В 1962-м отца неожиданно демобилизовали по хрущёвской реформе и скоропостижно умерла бабушка Ханна. После смерти бабушки у мамы был такой стресс, что она много лет не могла ездить на общественном транспорте. Сорокалетняя замужняя женщина, имеющая двух детей, она неадекватно повела себя в этом испытании судьбы. И, потеряв ограничитель свободы в виде мамы, для психического баланса построила пространственные ограничения сама. У Битова это называется: «Шея мёрзнет без ошейника». Мама назначила себя сердечницей и, при совершенно здоровом сердце, начала «умирать» при малейшей нагрузке и особенно при малейшем сопротивлении мужа и детей её воле. Всё детство я наблюдала маму лежащей, держащейся за сердце или пугающей этим.
Вместо того, чтобы поддержать отца и помочь ему вытянуть семью, она стала третьим ребёнком. Прежде решения за неё принимала бабушка, и теперь, оставшись самостоятельной, мама не знала, что делать со свободой. Ей было некуда себя деть, и она выстроила эмоциональную жизнь вокруг своих псевдоболезней. «Больное сердце» закончилось, когда в двадцать лет, родив близнецов и подыхая от перегрузки, я жёстко отказалась выполнять какое-то её распоряжение. Она «легла умирать», вызвали «скорую», приехал молодой врач, сделал кардиограмму, посмотрел на меня, всё понял и сказал: «Как вам не стыдно! Посмотрите, в каком состоянии ваша дочь. У вас сердце, как у спортсмена».
После его ухода мама кричала: «Я позвоню в райздрав! Я лишу его диплома!». Потом встала и тихо начала мне помогать. Тьфу-тьфу-тьфу, моим сыновьям двадцать лет, за это время ни одной «скорой» по поводу сердца к нам больше не приезжало.
Возвращение в Москву, на Арбат не вернуло её в роль «работающей женщины». Новая квартира в районе улицы Лобачевского тем более — мама перенесла сюда всю логику муромской жизни, только без прежних денег, нянь и домработниц. Ни я, ни брат не нуждались в ежедневной опёке, я даже ходила на продлёнку. Все женщины вокруг работали, но мама сочинила, что дисквалифицирована как специалист, а на курсы переквалификации пойти не может, потому что не может ездить на транспорте.
Ей было скучно, она не была талантлива как домохозяйка и не загружала себя бытом. Всё время и всю бешеную энергию мама тратила на общение и боление. Какие-то тучи приятелей и приятельниц, которых она опекала, селила к нам, ощущая себя благотворительницей, совершенно не занимаясь при этом собственными детьми.

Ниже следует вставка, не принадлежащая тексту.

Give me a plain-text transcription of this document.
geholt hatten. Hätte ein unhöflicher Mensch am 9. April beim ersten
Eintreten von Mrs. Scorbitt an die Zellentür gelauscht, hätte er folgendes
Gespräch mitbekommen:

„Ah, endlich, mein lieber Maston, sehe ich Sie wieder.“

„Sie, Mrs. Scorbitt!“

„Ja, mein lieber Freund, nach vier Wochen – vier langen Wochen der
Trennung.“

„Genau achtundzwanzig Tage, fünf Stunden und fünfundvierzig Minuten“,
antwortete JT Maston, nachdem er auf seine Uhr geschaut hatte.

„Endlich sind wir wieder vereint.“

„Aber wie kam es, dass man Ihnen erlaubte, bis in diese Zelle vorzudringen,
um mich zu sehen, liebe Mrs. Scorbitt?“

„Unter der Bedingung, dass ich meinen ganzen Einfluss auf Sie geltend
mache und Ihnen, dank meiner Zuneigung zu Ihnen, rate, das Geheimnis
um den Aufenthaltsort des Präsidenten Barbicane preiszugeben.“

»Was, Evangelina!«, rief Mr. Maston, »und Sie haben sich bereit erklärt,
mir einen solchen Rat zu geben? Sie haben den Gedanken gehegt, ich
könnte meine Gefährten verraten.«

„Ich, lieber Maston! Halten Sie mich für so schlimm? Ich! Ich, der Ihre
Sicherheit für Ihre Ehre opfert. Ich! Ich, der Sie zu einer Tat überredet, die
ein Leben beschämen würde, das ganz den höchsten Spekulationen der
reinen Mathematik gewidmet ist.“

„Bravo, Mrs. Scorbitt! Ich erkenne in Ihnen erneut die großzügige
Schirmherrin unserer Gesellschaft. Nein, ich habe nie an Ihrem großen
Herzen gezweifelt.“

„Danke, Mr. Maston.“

Ни я, ни брат не ходили ни в один кружок с её подачи, не получали ничего сверх школьной программы, хотя все интеллигентные семьи заботились о будущем детей с первого класса. Её, в общем, и учёба не особо волновала. Она гасила неприятности с поведением брата за счёт своего обаяния и приятельских отношений с директором школы. Со мной и неприятностей не было. Правда, последний раз я принесла грамоту отличницы в четвёртом классе — я старалась для неё, но увидела, что ей всё равно.